Welche neuen Geschäftsmodelle und Innovationen für 5G oder 6G sehen Sie in den nächsten fünf Jahren?
Eine wesentliche Innovation für 5G und 6G liegt darin, differenzierte Angebote für Anwendergruppen mit sehr hohen Anforderungen zu entwickeln, wie sie beispielsweise mit Campusnetzen und Network Slicing ermöglicht werden. Die mit 5G begonnenen Campusnetze können ihre Vorteile gegenüber WLAN im Hinblick auf Skalierbarkeit und Zuverlässigkeit auch unter Hochlast weiter ausspielen und damit zur Kerninfrastruktur von industriellen Anwendern in Produktion, Logistik und für kritischen Infrastrukturen werden.
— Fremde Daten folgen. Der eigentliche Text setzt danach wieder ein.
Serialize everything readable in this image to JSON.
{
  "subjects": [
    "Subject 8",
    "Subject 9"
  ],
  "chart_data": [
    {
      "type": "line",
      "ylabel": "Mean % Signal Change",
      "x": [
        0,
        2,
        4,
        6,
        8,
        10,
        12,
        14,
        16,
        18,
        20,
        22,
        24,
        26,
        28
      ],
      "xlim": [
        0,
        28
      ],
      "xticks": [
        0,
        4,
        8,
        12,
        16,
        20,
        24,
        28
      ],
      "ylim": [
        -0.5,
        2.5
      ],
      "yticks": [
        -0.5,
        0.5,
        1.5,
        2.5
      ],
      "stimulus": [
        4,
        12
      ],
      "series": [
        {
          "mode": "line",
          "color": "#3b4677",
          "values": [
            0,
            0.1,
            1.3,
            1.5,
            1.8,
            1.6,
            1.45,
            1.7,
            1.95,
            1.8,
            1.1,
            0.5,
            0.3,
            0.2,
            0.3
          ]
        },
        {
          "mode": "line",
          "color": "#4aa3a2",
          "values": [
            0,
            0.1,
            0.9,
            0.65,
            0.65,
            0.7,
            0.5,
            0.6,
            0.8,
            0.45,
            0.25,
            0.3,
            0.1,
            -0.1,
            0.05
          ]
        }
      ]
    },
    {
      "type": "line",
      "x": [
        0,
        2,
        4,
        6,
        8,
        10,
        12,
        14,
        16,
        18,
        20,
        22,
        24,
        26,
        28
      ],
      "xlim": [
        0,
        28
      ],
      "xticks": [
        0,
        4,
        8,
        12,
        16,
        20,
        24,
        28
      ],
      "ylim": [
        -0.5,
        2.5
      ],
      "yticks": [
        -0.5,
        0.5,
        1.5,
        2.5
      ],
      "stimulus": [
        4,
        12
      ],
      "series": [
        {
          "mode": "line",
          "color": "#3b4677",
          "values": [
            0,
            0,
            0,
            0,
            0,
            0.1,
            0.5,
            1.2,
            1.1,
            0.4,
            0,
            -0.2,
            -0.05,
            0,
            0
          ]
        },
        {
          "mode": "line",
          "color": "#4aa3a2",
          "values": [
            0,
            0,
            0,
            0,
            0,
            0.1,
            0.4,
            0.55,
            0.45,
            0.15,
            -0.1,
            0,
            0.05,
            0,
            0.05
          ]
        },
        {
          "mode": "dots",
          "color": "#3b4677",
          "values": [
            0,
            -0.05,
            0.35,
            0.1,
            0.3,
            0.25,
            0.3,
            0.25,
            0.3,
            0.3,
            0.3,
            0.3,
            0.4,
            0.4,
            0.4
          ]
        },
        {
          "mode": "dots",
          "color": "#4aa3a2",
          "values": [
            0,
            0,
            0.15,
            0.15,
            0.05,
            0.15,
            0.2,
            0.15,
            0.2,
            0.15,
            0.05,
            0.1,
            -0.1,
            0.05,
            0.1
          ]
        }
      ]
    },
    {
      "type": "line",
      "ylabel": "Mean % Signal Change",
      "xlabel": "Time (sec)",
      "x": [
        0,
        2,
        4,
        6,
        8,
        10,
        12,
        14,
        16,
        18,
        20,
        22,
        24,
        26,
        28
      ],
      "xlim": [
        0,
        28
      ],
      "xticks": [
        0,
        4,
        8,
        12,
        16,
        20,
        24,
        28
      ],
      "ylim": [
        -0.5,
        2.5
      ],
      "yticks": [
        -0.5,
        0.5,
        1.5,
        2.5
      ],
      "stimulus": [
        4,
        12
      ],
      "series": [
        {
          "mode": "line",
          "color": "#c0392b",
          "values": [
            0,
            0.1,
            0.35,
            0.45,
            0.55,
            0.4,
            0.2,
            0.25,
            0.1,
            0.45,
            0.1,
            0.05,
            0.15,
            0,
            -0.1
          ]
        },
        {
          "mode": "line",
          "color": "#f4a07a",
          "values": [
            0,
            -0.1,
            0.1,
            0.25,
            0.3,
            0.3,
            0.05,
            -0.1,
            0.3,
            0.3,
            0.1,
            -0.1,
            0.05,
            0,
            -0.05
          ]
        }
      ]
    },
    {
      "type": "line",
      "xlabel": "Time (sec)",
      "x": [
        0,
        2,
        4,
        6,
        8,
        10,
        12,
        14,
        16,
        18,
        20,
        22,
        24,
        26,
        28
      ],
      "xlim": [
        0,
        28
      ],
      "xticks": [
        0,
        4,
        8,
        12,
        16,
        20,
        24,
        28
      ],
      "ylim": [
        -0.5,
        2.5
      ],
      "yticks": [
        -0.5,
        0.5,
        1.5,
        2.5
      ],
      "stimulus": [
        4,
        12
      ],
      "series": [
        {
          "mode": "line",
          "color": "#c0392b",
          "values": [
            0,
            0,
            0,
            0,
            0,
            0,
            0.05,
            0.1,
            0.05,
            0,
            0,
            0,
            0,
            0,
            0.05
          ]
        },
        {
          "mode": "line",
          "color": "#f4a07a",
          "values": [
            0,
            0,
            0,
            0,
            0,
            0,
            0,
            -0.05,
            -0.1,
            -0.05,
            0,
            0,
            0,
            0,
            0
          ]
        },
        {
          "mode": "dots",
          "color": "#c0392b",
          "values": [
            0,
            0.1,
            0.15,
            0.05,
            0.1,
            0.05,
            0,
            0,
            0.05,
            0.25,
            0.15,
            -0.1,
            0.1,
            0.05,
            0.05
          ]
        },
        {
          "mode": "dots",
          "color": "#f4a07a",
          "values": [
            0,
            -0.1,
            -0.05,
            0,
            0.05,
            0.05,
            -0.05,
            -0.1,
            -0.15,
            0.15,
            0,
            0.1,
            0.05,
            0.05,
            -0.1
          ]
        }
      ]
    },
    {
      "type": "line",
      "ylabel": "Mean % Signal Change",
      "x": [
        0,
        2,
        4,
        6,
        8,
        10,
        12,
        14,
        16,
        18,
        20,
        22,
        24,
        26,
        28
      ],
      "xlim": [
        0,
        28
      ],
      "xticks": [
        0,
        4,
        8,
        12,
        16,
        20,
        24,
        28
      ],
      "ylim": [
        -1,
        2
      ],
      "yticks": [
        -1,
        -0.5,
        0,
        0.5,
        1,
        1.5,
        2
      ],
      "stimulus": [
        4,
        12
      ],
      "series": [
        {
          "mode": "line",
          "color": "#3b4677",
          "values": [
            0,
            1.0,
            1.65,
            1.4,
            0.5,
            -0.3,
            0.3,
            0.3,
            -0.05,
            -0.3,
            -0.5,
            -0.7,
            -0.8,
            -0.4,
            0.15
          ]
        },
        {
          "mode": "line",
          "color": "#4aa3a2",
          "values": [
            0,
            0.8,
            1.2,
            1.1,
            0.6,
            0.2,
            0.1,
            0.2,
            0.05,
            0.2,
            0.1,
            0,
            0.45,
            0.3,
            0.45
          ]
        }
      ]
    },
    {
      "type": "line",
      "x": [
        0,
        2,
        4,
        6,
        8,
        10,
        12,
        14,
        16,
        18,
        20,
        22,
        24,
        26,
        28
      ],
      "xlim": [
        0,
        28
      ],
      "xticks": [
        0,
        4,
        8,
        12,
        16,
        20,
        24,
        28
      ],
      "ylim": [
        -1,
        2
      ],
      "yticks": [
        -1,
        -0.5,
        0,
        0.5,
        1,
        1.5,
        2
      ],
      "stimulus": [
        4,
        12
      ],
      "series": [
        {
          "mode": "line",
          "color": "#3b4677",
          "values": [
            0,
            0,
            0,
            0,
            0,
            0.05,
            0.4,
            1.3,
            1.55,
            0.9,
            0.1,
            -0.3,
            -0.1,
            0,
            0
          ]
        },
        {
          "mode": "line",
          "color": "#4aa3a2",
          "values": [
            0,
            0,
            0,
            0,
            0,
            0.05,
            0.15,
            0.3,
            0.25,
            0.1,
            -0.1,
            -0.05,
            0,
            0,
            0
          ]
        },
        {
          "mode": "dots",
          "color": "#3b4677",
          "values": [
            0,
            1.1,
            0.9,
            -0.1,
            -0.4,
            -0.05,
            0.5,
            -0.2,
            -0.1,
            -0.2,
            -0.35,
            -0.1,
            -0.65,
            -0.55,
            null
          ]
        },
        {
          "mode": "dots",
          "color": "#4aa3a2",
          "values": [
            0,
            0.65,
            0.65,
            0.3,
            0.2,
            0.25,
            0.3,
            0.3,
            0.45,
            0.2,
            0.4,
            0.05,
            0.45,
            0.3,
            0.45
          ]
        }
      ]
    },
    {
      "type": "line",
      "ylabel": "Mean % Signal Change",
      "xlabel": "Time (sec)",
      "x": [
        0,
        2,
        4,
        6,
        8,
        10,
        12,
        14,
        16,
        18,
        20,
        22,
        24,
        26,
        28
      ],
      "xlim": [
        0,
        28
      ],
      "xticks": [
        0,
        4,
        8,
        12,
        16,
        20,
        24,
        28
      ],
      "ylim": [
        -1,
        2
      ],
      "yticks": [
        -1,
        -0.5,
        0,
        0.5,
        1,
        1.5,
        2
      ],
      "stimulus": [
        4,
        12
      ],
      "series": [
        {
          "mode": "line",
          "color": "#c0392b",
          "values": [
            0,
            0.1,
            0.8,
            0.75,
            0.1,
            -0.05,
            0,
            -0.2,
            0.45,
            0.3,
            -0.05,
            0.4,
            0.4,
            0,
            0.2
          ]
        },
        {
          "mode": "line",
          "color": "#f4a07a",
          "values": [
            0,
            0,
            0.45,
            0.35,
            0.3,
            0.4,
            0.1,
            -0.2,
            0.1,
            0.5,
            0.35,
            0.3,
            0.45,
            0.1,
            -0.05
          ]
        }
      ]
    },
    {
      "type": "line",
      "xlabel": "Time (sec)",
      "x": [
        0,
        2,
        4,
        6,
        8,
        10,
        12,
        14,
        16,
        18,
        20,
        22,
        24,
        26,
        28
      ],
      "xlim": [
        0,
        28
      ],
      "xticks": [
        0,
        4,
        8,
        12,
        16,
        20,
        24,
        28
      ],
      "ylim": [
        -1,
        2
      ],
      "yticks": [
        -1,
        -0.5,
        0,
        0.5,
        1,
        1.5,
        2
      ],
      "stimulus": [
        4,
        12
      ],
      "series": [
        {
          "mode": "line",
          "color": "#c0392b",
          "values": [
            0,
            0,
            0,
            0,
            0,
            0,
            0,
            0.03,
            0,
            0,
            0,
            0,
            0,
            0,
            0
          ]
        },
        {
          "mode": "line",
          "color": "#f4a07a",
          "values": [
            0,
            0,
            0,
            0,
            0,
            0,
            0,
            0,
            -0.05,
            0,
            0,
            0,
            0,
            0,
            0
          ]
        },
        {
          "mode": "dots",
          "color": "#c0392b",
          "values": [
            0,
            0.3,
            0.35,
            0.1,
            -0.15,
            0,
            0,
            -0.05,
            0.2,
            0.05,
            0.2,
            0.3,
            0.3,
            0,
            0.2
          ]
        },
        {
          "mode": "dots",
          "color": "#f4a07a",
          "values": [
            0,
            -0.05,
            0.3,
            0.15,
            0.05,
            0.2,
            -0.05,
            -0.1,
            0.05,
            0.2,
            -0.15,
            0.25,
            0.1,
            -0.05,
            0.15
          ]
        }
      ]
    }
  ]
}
In der kombinierten Planung und Nutzung von öffentlichen und privaten Netzen liegt besonders großes Potential im Hinblick auf Effizienz und Nachhaltigkeit der Netze: Verdichtung des öffentlichen Netzes mit privaten Infrastrukturen nur da, wo es notwendig ist, während sich in anderen Bereichen die Mitnutzung der öffentlichen Infrastruktur über Network Slicing anbieten kann. Das Ziel der kommenden Jahre muss sei, Nachhaltigkeit, Effizienz und Leistungsgarantien durch hochgradig skalierbare Netzarchitekturen zu verknüpfen, um so auf sich dynamisch verändernde Rahmenbedingungen, auch unvorhergesehener Natur, reagieren zu können. Neuartige KI-gestützter Netzplanungs- und Netzbetriebslösungen können diesen bedarfsgerechten Aufbau und resilienten Betrieb der Netze umsetzen.
Wann erwarten Sie 6G in der Praxis und inwieweit wird 6G die Art und Weise, wie wir leben, arbeiten und miteinander interagieren transformieren?
Die Forschung zu 6G-Netzen läuft bereits auf Hochtouren, jedoch ist die Definition und Einführung von 6G Netzen gemäß der 3GPP Standards erst ab 2030 zu erwarten. Dennoch werden wir auch schon früher von der 6G-Forschung profitieren können. Viele der in der 6G-Forschung entstehenden Ideen und Konzept sind software-definiert und damit nicht zwingend an eine bestimmte Version des Standards gebunden. Somit wird der Übergang zu 6G agil erfolgen können: 6G-orientierte Konzepte wie die integrierte Kombination von Kommunikation und Sensorik (JCAS- Joint Communication & Sensing) lassen sich mittels KI-Methoden und heute verfügbarer Hardware bereits unabhängig vom Verlauf der 6G-Standardisierung realisieren. Andere 6G-Konzepte hingegen, wie die Verknüpfung von physikalischen und virtuellen Welten mittels AR und VR erfordern ganz neue Endgeräte, die heute noch nicht alltags- und massenmarkttauglich sind. Insofern gibt es noch signifikanten Forschungsbedarf, um die in der Frage anklingende Erwartungshaltung einer revolutionären Transformation der Kommunikation, so wie sie das Smartphone für 4G und 5G ermöglicht hat, in einem nächsten Schritt für 6G zu realisieren.